GLB → STL (web asset to print)

This is the trickiest direction because STL cannot store material data — all visual information is discarded. In Blender: import via File > Import > glTF 2.0, select all mesh objects with A, merge them with Ctrl+J to create a single printable solid, then File > Export > STL. For simple single-mesh models without complex rigging, online converters like Cloudconvert handle this reliably without needing to install software.

Using Vextrude for direct export

If you are creating assets from scratch in Vextrude — whether from text input or SVG uploads — all three formats are available from the same export panel. You choose the target format at download time, so no intermediate conversion is ever needed. This saves significant time compared to exporting to one format and then running a separate conversion step through Blender or an online tool.

Frequently Asked Questions

Can I 3D print a GLB file directly?

Not with standard slicers. Cura, PrusaSlicer, and Bambu Studio accept STL or 3MF files, not GLB. You need to convert GLB → STL first using Blender or an online converter, then import into your slicer software before sending to your printer.

My OBJ model appears solid grey in Three.js. What went wrong?

The .mtl material file is missing. OBJ splits geometry and materials into separate files — if you only provide the .obj file, Three.js has no material data to apply. The fix: switch to GLB for web use. GLB bundles geometry, materials, and textures into one self-contained file that Three.js loads with a single line.
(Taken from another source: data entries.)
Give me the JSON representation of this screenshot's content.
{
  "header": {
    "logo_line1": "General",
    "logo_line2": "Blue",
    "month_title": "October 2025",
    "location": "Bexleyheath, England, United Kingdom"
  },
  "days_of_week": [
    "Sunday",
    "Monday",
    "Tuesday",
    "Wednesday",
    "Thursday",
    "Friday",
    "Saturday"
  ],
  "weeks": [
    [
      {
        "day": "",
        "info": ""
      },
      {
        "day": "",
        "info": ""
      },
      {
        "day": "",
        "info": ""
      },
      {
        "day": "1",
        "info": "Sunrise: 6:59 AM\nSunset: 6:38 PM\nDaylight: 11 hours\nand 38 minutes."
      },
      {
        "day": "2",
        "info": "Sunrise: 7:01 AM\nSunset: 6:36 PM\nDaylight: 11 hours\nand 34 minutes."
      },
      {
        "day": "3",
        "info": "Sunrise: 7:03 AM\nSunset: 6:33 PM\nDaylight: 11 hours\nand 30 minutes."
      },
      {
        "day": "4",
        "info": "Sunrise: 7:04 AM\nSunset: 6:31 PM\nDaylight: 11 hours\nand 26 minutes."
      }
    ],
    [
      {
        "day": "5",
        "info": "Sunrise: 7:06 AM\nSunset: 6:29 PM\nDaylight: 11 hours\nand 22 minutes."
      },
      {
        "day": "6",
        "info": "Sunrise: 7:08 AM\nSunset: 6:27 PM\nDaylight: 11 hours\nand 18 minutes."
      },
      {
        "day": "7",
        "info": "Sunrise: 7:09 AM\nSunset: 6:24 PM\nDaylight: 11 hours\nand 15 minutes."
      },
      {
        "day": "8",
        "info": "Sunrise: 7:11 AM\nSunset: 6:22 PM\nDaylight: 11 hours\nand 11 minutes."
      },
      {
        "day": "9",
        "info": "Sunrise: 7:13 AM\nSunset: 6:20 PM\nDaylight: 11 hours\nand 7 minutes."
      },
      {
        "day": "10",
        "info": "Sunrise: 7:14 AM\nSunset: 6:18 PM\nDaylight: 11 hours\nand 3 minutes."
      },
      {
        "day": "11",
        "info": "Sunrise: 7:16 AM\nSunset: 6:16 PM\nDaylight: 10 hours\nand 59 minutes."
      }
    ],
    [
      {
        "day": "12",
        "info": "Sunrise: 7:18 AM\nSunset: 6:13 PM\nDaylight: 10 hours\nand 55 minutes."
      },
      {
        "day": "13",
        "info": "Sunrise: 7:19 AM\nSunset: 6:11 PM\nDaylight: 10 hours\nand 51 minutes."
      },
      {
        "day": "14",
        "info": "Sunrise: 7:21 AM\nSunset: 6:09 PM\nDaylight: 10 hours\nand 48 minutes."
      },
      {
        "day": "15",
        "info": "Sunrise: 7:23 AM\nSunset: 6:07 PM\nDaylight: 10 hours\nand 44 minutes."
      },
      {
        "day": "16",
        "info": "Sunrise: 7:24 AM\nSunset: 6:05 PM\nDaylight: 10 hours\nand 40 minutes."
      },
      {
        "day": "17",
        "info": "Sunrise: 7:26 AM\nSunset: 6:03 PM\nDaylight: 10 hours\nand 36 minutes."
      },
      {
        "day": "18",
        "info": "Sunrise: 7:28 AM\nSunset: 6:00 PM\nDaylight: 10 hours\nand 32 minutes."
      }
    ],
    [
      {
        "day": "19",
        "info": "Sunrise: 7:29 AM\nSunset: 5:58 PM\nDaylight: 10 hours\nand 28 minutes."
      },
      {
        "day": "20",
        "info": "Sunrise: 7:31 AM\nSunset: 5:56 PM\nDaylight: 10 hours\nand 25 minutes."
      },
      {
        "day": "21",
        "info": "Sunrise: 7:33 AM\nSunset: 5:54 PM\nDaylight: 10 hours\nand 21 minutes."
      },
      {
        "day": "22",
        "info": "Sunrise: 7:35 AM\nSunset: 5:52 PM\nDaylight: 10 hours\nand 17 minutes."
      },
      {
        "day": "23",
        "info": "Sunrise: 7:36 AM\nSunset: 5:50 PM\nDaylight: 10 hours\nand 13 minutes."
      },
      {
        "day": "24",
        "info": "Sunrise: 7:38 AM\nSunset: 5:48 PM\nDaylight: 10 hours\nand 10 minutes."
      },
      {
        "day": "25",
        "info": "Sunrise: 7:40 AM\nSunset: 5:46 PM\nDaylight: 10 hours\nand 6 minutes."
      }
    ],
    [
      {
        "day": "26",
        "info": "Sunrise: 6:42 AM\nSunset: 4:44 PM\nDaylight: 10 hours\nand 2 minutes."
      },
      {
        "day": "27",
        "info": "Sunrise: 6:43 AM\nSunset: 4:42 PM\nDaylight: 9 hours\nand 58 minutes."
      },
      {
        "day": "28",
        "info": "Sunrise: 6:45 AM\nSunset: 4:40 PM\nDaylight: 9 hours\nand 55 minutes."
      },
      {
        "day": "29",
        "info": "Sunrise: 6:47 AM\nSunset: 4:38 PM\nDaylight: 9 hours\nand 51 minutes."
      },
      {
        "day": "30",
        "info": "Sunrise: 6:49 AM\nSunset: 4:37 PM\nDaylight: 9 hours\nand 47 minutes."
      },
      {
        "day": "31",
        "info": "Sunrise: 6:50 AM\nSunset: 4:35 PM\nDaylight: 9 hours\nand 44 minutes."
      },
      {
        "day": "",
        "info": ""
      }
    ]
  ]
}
What is the difference between glTF and GLB?

glTF is the JSON text format that references external binary buffers and texture files, which is useful when you need to swap textures without re-exporting. GLB is the binary container that packages the JSON, geometry buffers, and textures into one .glb file. For web delivery, GLB is almost always better — one file to upload, one file to cache, zero missing asset errors.

Which format is best for Augmented Reality?

GLB is the cross-platform standard for WebXR and the <model-viewer> web component. Apple’s native AR Quick Look uses USDZ for on-device AR, but for browser-based AR experiences targeting iOS, Android, and desktop simultaneously, GLB is the universal choice. Vextrude exports GLB directly from the same tool session.

Does STL support color or materials?

Standard binary STL stores only geometry — no color, no material, no texture. Some proprietary variants add per-triangle color data but lack universal slicer support. For multi-material or full-color 3D printing, use 3MF format instead, which natively handles color assignments, material properties, and print settings in a single file.